In total, there are about 100 cars that offer visitors a nice sampling of Milanese and Turin coachbuilders in comparison. The inauguration is attended by the Hon. Corbellini, Minister of Transport, and the magazine L’Auto Italiana, which records punctually the event, reports twin photographs, showing Avv. Bianchi Anderloni, patron of Touring, and Pinin Farina, illustrating their very latest creations to the guest.
It is a great success with the audience; there are many foreign delegations interested in taking stock of the Italian industrial situation.
The risk of experimenting
The chance to buy a car is reserved for a few, but everyone wants to see the luxurious new models, if possible to touch them, they want to dream, to imagine themselves traveling behind the wheel of a spider, with the wind tousling their hair. Among the cars on display, all of which are interesting to the public that has been fasting for years, the one that attracts attention more than any other is the brand new Isotta Fraschini Monterosa with a rear engine. History will tell us that the car will not have a production follow, but in those days the hope of seeing the resurgence of the celebrated Milanese brand, known throughout the world, was very much alive. The bodywork prepared by Touring, also from Milan, is particularly beautiful, stylistically light and graceful, as is customary for Federico Formenti, Touring’s chef designer.
Other Touring bodies also ecidenced by elegance and purity of design, such as the Alfa Romeo 2500 and Lancia Aprilia.

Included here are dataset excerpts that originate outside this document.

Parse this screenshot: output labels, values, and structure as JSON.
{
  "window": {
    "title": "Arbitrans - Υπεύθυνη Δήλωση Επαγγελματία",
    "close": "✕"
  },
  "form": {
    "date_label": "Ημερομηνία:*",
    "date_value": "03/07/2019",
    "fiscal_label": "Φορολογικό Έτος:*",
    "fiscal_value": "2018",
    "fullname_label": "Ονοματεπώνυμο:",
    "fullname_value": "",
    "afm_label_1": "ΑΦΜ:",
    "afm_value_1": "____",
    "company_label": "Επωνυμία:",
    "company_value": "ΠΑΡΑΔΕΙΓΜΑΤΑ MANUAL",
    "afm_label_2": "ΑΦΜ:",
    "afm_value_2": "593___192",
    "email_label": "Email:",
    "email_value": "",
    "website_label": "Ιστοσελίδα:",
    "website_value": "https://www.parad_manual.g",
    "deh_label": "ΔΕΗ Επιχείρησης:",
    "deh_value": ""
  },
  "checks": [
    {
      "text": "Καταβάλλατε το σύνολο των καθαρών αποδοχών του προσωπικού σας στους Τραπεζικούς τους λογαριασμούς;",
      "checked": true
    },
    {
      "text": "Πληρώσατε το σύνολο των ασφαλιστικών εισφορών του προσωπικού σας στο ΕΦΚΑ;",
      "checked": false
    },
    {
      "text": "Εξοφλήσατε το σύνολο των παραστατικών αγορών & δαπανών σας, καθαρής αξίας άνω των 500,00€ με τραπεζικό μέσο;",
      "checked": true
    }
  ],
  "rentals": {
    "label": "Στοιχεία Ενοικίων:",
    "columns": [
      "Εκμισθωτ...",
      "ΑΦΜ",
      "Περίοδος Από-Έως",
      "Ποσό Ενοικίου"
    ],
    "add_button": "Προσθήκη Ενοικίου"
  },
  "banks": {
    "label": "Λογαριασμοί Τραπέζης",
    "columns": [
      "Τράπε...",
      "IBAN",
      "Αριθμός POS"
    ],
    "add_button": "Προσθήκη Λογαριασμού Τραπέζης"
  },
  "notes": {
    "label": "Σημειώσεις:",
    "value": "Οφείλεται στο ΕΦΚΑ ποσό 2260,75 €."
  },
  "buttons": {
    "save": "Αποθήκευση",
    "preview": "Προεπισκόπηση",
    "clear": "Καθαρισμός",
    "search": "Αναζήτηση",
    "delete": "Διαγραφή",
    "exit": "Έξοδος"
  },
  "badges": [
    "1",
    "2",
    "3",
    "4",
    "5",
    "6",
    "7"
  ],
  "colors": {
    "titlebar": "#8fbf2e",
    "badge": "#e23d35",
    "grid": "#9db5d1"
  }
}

The Pinin Farina stand hosts a star of the first magnitude, the Cisitalia 202, a design that will be recognized worldwide as the ultimate example of style, so much so that it will have official recognition at Moma in New York.
Bertone exhibits an interesting fish-mouth front end design of the Healey Cabriolet (design we will see again on other chassis).
We quote an annotation by Giovanni Canestini: “What is most striking about these fine bodies that made up the Exhibition complex is the extreme care in the workmanship of the different parts and in particular of the connecting forms, which reveals the employment of a workmanship skilled and endowed with uncommon and, we would like to say, exclusive experience.”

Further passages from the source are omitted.